Here at Mailbox Monday, we want to encourage participants to not only share the books they received, but to check out the books others have received. We encourage you to share the books that caught your eye in the comments.
Here are the books that caught our eye this week:
I love when people find something of beauty that attracts their attention, and Andy a train mechanic just cannot help but love gardening. My daughter really loves books with big and bold illustrations, and we’ve started gardening together, so this would be a good one to read with her.
Anyone who knows me, knows I cannot get enough of WWII books, the Cold War, and political intrigue. This one has a behind-the-scenes look at journalists, spies, and government officials waging the Cold War in Georgetown. These civilians played an integral role in not only the lead up to the Vietnam War, but the rampant persecution of people under McCarthyism — and then there is that lovely Watergate scandal. I would be unable to pass this up or put it down.
Melanie is a little girl who lives in a cell. Dr Caldwell calls her ‘our little genius’. When they come to take her to class, Sergeant keeps his gun pointing at her while two of his people strap her into the wheelchair. She jokes that she won’t bite, but they don’t laugh. She tells her favorite teacher all the things she’ll do when she grows up. This makes Miss Justineau look sad. I have to know what’s going on. Why do the kids live in cells and why is Miss Jusineau sad when Melanie talks about growing up.

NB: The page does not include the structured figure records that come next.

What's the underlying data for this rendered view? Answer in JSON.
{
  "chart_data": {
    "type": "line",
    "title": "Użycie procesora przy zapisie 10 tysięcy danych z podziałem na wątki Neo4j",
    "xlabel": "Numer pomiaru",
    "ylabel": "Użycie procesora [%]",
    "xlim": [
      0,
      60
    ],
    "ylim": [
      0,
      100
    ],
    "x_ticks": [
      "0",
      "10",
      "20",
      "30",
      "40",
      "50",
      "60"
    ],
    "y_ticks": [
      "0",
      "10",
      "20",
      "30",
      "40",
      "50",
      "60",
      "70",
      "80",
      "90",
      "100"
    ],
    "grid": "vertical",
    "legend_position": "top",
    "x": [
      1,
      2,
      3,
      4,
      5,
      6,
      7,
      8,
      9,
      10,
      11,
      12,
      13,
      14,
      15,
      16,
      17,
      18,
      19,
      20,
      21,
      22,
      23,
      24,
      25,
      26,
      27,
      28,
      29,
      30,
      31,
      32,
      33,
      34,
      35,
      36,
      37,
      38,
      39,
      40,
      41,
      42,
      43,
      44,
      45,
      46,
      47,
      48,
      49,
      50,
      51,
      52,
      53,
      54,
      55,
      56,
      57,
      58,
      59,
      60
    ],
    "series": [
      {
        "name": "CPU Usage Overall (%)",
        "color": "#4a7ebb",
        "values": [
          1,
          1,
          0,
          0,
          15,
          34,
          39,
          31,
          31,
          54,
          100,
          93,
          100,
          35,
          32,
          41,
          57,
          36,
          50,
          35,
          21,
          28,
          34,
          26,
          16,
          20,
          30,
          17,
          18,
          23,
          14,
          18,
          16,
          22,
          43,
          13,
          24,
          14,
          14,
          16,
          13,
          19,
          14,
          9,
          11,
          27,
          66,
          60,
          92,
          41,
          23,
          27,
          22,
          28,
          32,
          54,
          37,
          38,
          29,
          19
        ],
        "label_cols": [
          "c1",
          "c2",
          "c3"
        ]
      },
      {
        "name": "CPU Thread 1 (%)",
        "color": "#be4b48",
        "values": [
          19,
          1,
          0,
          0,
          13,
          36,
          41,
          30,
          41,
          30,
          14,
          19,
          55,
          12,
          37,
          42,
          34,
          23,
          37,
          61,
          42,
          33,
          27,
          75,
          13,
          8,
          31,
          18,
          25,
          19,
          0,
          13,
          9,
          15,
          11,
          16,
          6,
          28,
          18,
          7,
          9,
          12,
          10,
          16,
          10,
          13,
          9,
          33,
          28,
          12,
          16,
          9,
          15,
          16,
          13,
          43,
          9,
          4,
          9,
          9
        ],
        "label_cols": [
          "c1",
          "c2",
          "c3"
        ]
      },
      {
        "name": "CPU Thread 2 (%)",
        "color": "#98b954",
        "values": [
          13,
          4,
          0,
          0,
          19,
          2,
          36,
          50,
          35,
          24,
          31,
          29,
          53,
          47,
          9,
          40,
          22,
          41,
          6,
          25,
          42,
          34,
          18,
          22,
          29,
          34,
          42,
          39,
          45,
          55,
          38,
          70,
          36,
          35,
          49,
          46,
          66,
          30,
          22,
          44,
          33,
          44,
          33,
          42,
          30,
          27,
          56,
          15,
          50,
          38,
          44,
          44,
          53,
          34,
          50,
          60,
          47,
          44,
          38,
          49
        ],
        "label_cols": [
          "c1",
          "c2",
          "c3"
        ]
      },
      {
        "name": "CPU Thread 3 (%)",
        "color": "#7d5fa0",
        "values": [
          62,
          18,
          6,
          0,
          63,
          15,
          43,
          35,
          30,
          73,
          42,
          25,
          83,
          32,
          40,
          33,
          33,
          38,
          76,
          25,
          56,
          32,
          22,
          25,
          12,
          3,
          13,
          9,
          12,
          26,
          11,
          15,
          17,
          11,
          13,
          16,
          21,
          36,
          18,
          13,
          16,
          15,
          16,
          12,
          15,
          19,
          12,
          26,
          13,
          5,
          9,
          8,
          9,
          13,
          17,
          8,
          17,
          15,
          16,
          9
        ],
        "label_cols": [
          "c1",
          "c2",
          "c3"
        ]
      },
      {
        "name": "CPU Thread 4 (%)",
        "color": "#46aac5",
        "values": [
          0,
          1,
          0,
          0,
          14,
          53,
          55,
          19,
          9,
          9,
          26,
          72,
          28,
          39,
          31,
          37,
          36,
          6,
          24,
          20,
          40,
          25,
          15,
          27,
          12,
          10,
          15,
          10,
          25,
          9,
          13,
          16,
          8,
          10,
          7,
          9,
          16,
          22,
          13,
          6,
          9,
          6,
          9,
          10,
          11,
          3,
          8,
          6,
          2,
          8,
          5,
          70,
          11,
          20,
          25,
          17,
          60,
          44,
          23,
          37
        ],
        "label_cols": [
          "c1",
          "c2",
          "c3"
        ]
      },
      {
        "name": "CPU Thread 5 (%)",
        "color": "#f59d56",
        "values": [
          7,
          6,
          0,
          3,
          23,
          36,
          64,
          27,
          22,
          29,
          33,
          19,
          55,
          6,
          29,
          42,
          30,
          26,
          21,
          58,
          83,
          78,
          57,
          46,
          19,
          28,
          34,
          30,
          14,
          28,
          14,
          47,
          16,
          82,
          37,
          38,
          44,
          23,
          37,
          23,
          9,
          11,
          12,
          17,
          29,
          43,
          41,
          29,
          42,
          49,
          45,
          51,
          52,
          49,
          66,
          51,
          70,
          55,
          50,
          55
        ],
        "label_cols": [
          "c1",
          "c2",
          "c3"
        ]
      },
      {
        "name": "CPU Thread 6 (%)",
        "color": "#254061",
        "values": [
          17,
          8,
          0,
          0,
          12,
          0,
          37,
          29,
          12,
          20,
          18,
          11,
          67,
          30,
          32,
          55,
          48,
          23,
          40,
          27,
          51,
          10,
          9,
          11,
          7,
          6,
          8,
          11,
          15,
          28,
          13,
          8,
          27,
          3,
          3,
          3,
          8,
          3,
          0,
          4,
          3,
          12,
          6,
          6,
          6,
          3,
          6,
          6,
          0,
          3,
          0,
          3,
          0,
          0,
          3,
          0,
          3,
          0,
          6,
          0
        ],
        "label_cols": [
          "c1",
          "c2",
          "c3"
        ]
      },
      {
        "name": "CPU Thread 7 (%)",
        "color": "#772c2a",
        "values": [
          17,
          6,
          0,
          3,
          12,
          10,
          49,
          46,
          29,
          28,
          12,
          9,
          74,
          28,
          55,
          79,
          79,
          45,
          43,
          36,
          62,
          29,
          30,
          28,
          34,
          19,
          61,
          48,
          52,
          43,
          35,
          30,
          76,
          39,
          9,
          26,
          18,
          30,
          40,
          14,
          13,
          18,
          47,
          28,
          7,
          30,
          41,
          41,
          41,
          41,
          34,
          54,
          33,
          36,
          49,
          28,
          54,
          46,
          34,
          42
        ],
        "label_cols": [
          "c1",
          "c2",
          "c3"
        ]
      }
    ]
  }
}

This is about a girl from the Midwest who loses her mother and sister when a twister hits their town. She’s sent to live with her biological father, then her estranged grandparents. Together, they create a new definition of family. I love love love stories about family, and this sounds really good.
I loved Emma Donoghue’s last book, Room, so I was eager to learn about her newest book. This is a literary thriller that resolves a long-forgotten, never-solved crime that occurred in San Francisco during the summer of 1876 while the city was suffering a record-breaking heat wave and a smallpox epidemic. All plot elements I enjoy.
Landline by Rainbow Rowell at Serendipity and BookNAround.
I keep reading good things about Rainbow Rowell’s books and have yet to read one. The cover with its old-fashioned telephone caught my eye. (And yes, I remember when that was the only phone I had). This is described as, “a hilarious, heart-wrenching take on love, marriage, and magic phones“. I could use a light, entertaining read!